Trump would back pro-business climate treaty — aide

Source: Jean Chemnick, E&E News reporter • Posted: Friday, February 9, 2018

President Trump will support an international climate deal to limit heat-trapping refrigerants and coolants if he thinks it’s good for U.S. business, according to a White House energy aide.

“The president is not ideological on these issues,” White House energy adviser George David Banks said yesterday at the Hudson Institute, a conservative think tank in Washington. Banks spoke at a forum about the fate of the climate agreement — known as the Kigali Amendment — that was finalized in 2016 with the support of the Obama administration.

If Trump ultimately decides to ask the Senate to allow the United States to join the 2016 amendment, he said, “it will be largely because he wants to protect and create U.S. jobs and advance U.S. commercial interests.”

Banks’ comments come after Trump last year declared he would pull the United States out of the Paris climate agreement, leaning heavily on arguments that it didn’t make economic sense. He has suggested the United States might re-enter that treaty if a “better deal” were reached, but the White House hasn’t spelled out what such a deal would entail.

The Kigali Amendment was added to the Montreal Protocol, a 1987 ozone treaty Banks called a “remarkable success story of international cooperation.” But the protocol led to the rise of hydrofluorocarbons, or HFCs, a powerful class of climate-forcing chemicals, to replace ozone depleters. The Kigali Amendment is expected to help avoid at least half a degree Celsius of warming by the end of the century.

All previous Montreal Protocol amendments were ratified by the Senate rather than joined as executive agreements, as the Obama administration did with the Paris Agreement. Ratification requires a two-thirds vote. Banks said the Trump administration would ask the Senate for its advice and consent on the HFC amendment as well if it chose to join.

“This administration is not going to circumvent the Congress,” he said.

Banks gave no timeline for a decision but enlisted representatives from business and other sectors attending the Hudson meeting to help furnish economic data on why Kigali is a boon to domestic businesses.
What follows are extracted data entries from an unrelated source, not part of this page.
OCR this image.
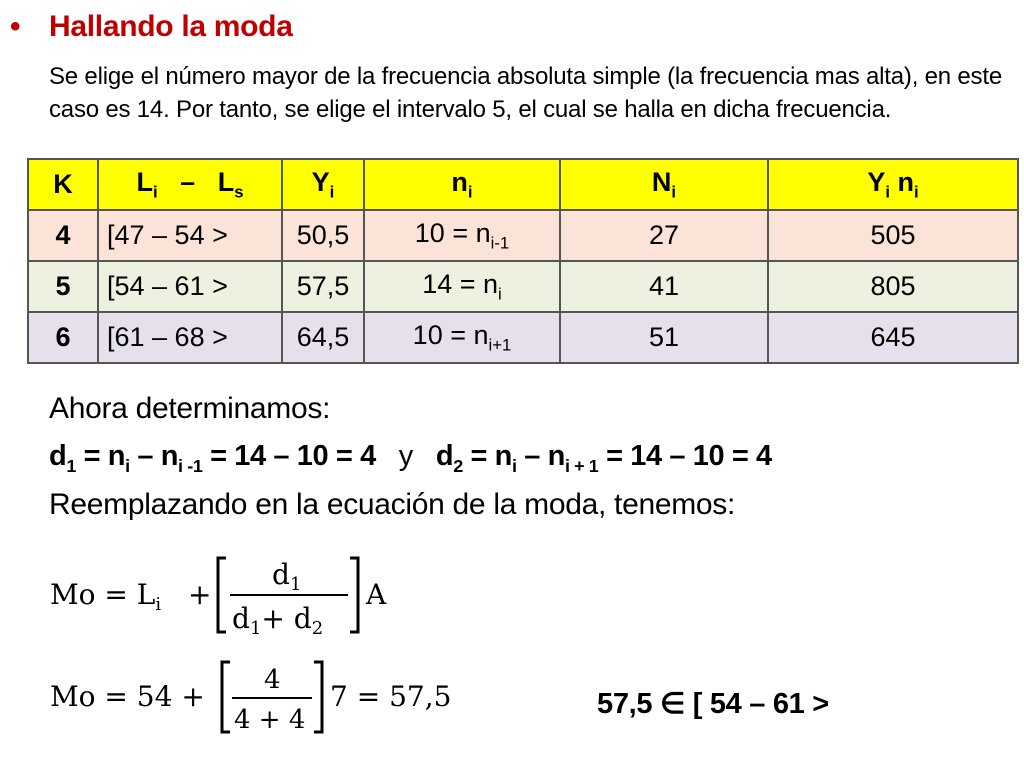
• Hallando la moda
Se elige el número mayor de la frecuencia absoluta simple (la frecuencia mas alta), en este caso es 14. Por tanto, se elige el intervalo 5, el cual se halla en dicha frecuencia.
K	$L_i - L_s$	$Y_i$	$n_i$	$N_i$	$Y_i$ $n_i$
4	[47 – 54 >	50,5	$10 = n_{i-1}$	27	505
5	[54 – 61 >	57,5	$14 = n_i$	41	805
6	[61 – 68 >	64,5	$10 = n_{i+1}$	51	645
Ahora determinamos:
$d_1 = n_i - n_{i -1} = 14 - 10 = 4$ y $d_2 = n_i - n_{i + 1} = 14 - 10 = 4$
Reemplazando en la ecuación de la moda, tenemos:
$Mo = L_i$ +
$d_1$
$d_1+ d_2$
A
Mo = 54 + 4
4 + 4
7 = 57,5	57,5 ∈ [ 54 – 61 >
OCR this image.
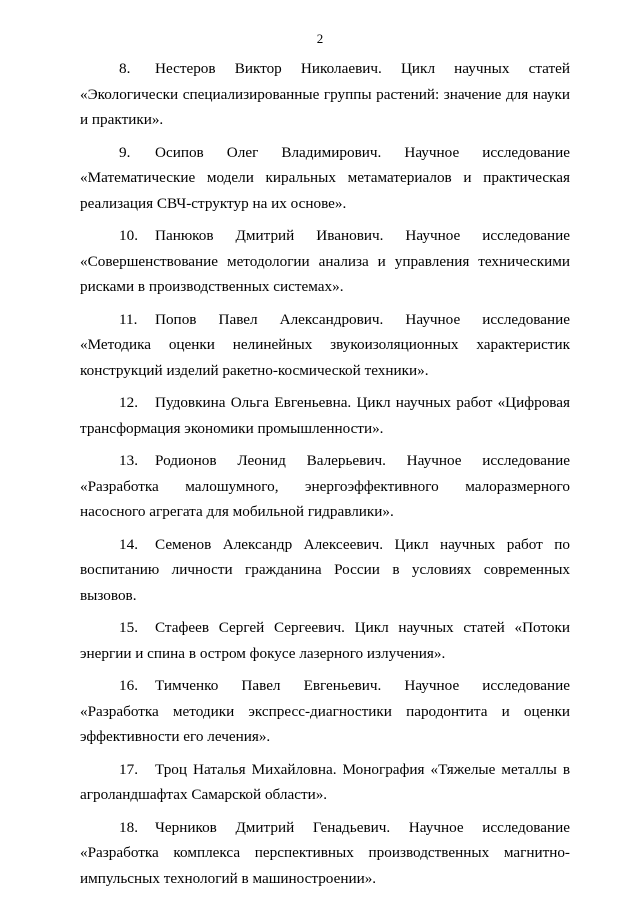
2

8. Нестеров Виктор Николаевич. Цикл научных статей «Экологически специализированные группы растений: значение для науки и практики».

9. Осипов Олег Владимирович. Научное исследование «Математические модели киральных метаматериалов и практическая реализация СВЧ-структур на их основе».

10. Панюков Дмитрий Иванович. Научное исследование «Совершенствование методологии анализа и управления техническими рисками в производственных системах».

11. Попов Павел Александрович. Научное исследование «Методика оценки нелинейных звукоизоляционных характеристик конструкций изделий ракетно-космической техники».

12. Пудовкина Ольга Евгеньевна. Цикл научных работ «Цифровая трансформация экономики промышленности».

13. Родионов Леонид Валерьевич. Научное исследование «Разработка малошумного, энергоэффективного малоразмерного насосного агрегата для мобильной гидравлики».

14. Семенов Александр Алексеевич. Цикл научных работ по воспитанию личности гражданина России в условиях современных вызовов.

15. Стафеев Сергей Сергеевич. Цикл научных статей «Потоки энергии и спина в остром фокусе лазерного излучения».

16. Тимченко Павел Евгеньевич. Научное исследование «Разработка методики экспресс-диагностики пародонтита и оценки эффективности его лечения».

17. Троц Наталья Михайловна. Монография «Тяжелые металлы в агроландшафтах Самарской области».

18. Черников Дмитрий Генадьевич. Научное исследование «Разработка комплекса перспективных производственных магнитно-импульсных технологий в машиностроении».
U.S. industry supports the amendment, and U.S. companies developed many of the non-HFC alternative chemicals. But the U.S. Court of Appeals for the District of Columbia Circuit complicated domestic compliance with the agreement last year when it vacated a U.S. EPA rule that mandated a phase-down of HFC use in line with Kigali. The rule was developed under President Obama, then defended by the Trump administration’s Justice Department (Greenwire, Aug. 8, 2017).

That ruling created questions about how the United States would comply with Kigali if it joined. But Jeff Holmstead, who ran the EPA air office under George W. Bush, said Article 6 of the Clean Air Act allows the agency to promulgate regulations to comply with a treaty if the president has submitted it and the Senate has ratified it.

And while Holmstead acknowledged that Kigali is not top of mind for most members of the Senate now, he predicted that if Trump blessed it and submitted it for the Senate’s consent, it would pass easily.